Future Cinema

Course Site for Future Cinema 1 (and sometimes Future Cinema 2: Applied Theory) at York University, Canada

Finding your place in the “Space Between…”

Klein’s chapter addresses the way in which the vastness of the novel might be approached and redesigned by interfacing with the software model of the database. In the discussion of his own ‘database novel’ Imaginary Twentieth Century, Klein describes his employment of the computer interface less as a tool (or medium), and more as a form of architecture that enables and bolsters the narrative through an accretive process.  Klein supplies his reader with the tools necessary for database novels; those being: new points of origin (the book as Renaissance computer), the aperture, bleeds, the space between, wormholes, streaming/gliding, and the picaresque.

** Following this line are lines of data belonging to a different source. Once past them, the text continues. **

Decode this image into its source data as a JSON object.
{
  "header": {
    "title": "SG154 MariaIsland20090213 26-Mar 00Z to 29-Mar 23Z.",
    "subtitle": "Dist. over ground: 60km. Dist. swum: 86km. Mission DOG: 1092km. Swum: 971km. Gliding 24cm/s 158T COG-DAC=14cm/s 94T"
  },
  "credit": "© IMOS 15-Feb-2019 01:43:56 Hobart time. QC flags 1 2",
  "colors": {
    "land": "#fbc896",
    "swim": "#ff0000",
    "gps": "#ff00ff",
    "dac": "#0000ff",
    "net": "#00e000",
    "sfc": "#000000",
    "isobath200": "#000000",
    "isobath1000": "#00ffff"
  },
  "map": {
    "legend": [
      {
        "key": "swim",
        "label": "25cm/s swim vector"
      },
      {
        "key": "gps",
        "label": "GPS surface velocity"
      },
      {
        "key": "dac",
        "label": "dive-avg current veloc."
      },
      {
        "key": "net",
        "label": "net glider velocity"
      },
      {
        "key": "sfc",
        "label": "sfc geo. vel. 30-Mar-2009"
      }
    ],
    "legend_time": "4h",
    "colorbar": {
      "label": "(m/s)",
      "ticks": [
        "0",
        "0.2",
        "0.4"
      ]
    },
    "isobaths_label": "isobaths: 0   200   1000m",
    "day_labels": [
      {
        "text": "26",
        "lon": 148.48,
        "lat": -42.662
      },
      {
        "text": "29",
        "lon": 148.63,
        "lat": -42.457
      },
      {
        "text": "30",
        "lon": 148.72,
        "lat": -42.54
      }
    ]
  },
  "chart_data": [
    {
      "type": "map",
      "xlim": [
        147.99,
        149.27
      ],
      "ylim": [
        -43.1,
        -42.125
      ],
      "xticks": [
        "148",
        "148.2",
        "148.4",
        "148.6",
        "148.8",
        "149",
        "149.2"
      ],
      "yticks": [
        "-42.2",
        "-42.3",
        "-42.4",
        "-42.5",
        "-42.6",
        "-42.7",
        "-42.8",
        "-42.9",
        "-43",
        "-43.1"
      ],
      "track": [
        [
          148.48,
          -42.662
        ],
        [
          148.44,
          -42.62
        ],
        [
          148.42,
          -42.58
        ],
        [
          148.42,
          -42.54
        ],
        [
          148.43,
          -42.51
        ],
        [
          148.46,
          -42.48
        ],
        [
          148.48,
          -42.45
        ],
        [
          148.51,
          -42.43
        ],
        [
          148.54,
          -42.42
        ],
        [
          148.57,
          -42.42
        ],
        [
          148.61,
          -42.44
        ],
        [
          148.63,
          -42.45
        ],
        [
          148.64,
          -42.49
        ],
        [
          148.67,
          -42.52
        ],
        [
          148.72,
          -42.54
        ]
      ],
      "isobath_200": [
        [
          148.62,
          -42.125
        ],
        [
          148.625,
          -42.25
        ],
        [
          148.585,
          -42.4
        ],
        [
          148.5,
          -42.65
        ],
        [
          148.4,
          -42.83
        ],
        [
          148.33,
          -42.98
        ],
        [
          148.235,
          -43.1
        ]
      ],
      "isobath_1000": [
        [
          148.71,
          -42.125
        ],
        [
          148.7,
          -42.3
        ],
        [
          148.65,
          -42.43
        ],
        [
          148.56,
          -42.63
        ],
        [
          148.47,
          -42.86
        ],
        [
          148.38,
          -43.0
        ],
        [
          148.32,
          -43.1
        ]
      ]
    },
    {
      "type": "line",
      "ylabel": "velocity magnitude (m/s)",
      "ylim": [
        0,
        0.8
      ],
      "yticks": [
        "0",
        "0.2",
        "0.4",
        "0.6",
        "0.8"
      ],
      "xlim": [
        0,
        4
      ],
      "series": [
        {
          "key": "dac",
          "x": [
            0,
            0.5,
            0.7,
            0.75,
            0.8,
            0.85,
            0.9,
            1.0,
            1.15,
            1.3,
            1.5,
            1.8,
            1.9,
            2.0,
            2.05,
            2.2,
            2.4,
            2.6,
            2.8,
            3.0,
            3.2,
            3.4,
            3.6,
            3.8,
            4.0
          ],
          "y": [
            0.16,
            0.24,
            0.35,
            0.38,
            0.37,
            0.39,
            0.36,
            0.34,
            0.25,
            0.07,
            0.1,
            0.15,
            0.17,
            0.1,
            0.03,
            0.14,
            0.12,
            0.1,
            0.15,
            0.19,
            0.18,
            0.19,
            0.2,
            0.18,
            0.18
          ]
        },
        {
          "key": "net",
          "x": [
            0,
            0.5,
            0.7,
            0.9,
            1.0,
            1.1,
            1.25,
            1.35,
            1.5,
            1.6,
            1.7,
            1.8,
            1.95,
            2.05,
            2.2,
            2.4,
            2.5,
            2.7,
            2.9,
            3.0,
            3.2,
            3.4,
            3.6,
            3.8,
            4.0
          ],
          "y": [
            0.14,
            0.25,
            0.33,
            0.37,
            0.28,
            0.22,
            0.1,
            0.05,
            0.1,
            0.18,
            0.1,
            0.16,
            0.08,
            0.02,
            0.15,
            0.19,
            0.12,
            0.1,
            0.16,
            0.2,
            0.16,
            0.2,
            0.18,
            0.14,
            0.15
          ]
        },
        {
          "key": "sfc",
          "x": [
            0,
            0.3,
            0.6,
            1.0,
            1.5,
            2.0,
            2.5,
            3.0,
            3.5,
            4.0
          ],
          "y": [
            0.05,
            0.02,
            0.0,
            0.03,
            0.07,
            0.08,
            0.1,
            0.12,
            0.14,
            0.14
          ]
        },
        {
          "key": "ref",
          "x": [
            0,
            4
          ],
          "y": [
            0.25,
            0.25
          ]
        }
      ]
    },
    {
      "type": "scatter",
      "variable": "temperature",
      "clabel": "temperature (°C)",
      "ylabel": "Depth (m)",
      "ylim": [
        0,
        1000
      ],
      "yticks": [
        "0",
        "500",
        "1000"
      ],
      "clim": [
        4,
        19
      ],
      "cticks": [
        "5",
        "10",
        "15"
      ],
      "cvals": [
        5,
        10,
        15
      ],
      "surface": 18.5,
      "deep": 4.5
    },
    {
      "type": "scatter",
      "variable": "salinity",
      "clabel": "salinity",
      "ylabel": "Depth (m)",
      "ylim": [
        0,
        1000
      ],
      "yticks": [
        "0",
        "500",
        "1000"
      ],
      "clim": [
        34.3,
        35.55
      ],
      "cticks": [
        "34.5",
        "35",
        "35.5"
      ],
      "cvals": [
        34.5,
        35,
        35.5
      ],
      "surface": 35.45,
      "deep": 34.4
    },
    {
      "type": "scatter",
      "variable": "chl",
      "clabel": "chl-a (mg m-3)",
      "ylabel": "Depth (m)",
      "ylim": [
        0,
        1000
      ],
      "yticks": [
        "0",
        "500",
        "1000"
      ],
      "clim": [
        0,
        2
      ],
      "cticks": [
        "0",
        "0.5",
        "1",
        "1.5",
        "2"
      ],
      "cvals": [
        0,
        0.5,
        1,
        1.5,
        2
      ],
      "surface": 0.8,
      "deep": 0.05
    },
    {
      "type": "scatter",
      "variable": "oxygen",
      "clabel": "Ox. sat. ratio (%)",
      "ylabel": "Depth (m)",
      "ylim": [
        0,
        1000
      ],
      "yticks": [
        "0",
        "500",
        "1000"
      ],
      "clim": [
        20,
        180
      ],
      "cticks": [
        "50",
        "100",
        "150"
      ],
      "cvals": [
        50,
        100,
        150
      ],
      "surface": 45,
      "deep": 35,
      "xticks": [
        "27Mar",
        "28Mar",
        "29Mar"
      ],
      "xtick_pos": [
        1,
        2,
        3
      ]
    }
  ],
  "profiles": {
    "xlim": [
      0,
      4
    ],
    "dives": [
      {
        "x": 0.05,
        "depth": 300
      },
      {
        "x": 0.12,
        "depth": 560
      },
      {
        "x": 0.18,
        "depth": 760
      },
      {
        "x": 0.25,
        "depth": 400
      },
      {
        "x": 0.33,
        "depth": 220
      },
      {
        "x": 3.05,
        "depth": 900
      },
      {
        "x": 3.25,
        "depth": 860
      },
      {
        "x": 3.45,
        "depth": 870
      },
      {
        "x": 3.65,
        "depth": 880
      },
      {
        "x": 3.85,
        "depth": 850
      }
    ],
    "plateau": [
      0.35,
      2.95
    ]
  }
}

Klein constructs a lattice from these tools: a structure that he assures the reader is more valuable because of its gaps than the interweaving data-rich strands. Gaps, absences, apertures, space; words that Klein uses to draw the reader’s attention to the incomplete structure of the database novel. Moreover, they are words that are used to describe the altered role of reader, who must develop new techniques in order to navigate through narratives abound with mental leaps and sutures.

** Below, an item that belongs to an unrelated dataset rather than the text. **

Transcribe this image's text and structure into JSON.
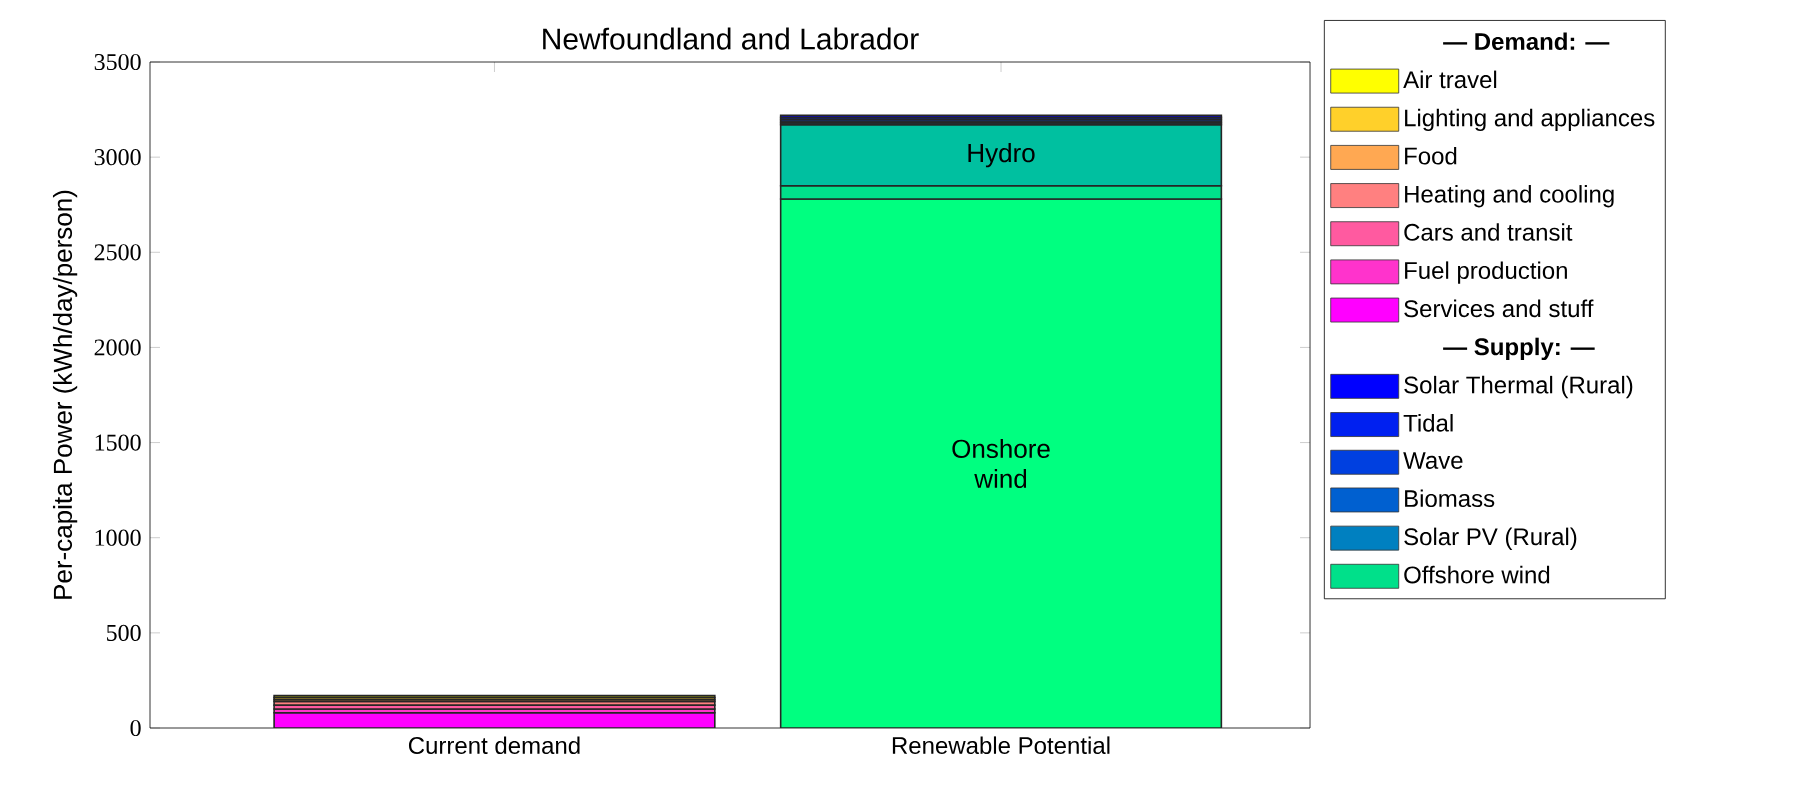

Klein proposes that the computer’s interface generates gaps that force substitutions so vivid that the viewer literally enters the space that moves the story along. From this perspective, gaps in the interface allow the viewer/reader/user to mentally set the speed, determine the rhythm, enter the shocks, etc. In this way, the reader becomes repositioned as maker and/or engineer; encouraged to negotiate and navigate amongst the gaps and shortcuts inside the interface. Thus, by Klein’s endeavor to extend the novel across different platforms, he is ultimately expanding the definition of media and consequently processes of consumption.

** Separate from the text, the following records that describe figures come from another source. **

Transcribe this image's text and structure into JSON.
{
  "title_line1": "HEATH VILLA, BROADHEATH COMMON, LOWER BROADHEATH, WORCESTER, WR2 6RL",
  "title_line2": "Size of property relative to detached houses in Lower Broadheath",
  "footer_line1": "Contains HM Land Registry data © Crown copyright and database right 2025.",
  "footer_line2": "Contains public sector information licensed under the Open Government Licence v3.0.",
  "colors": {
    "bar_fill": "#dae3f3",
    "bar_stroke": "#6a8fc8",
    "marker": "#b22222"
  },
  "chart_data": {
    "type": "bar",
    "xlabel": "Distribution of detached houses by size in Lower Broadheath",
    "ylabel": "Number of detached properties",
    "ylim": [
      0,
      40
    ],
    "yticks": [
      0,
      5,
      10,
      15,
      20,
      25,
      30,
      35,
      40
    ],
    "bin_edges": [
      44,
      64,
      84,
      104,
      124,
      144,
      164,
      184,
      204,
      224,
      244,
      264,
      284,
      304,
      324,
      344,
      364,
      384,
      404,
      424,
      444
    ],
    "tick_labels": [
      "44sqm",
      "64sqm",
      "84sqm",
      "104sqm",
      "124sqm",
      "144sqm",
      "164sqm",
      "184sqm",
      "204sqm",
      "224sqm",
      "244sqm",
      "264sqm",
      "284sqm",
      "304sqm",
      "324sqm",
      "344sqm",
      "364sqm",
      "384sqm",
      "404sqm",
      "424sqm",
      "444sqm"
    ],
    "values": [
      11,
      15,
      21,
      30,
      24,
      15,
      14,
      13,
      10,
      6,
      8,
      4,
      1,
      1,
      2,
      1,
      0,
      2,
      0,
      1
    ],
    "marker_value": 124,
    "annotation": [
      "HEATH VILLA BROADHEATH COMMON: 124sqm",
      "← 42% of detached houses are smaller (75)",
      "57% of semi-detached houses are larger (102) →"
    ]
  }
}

The questions I would like to pose in response to Klein’s article are:

1)    How does the “instaniety” of information afforded by contemporary technologies affect the tripartite relation between viewer, narrative and program in digital media storytelling?

2)    In Klein’s discussion of apertures in storytelling, he asserts that “if the gap is too wide, no mental leap can bridge it”. Can we think of the ways in which mediums control the distance of their authored apertures?

Nick

Tue, February 5 2013 » futurecinema2_2012

One Response

  1. Radojka February 7 2013 @ 1:07 am

    To answer your second question – I don’t think there is a way of creating a measure for the aperture by the will of ‘creators’. In regards to storytelling, there is hardly a way in which a storyteller can decide how big a gap he will leave for the audience to cover. Especially in regards to interactive storytelling, where the role of the spectator is suppose to be amplified, there is hardly a way, or need, to create a definitive boundary of the aperture, because the whole point of the aperture is to provide the spectator with the means of creating content the way he likes it. If we follow that rule, we conclude that the spectator (I am referring again to the present day interactive spectator, mainly) determines the nature and measure of the aperture itself. The only way the creator of the original content can manipulate the aperture is to let it emerge on its own (which is bound to happen in any text), the rest is up to each of the spectators to restructure, re-imagine and create.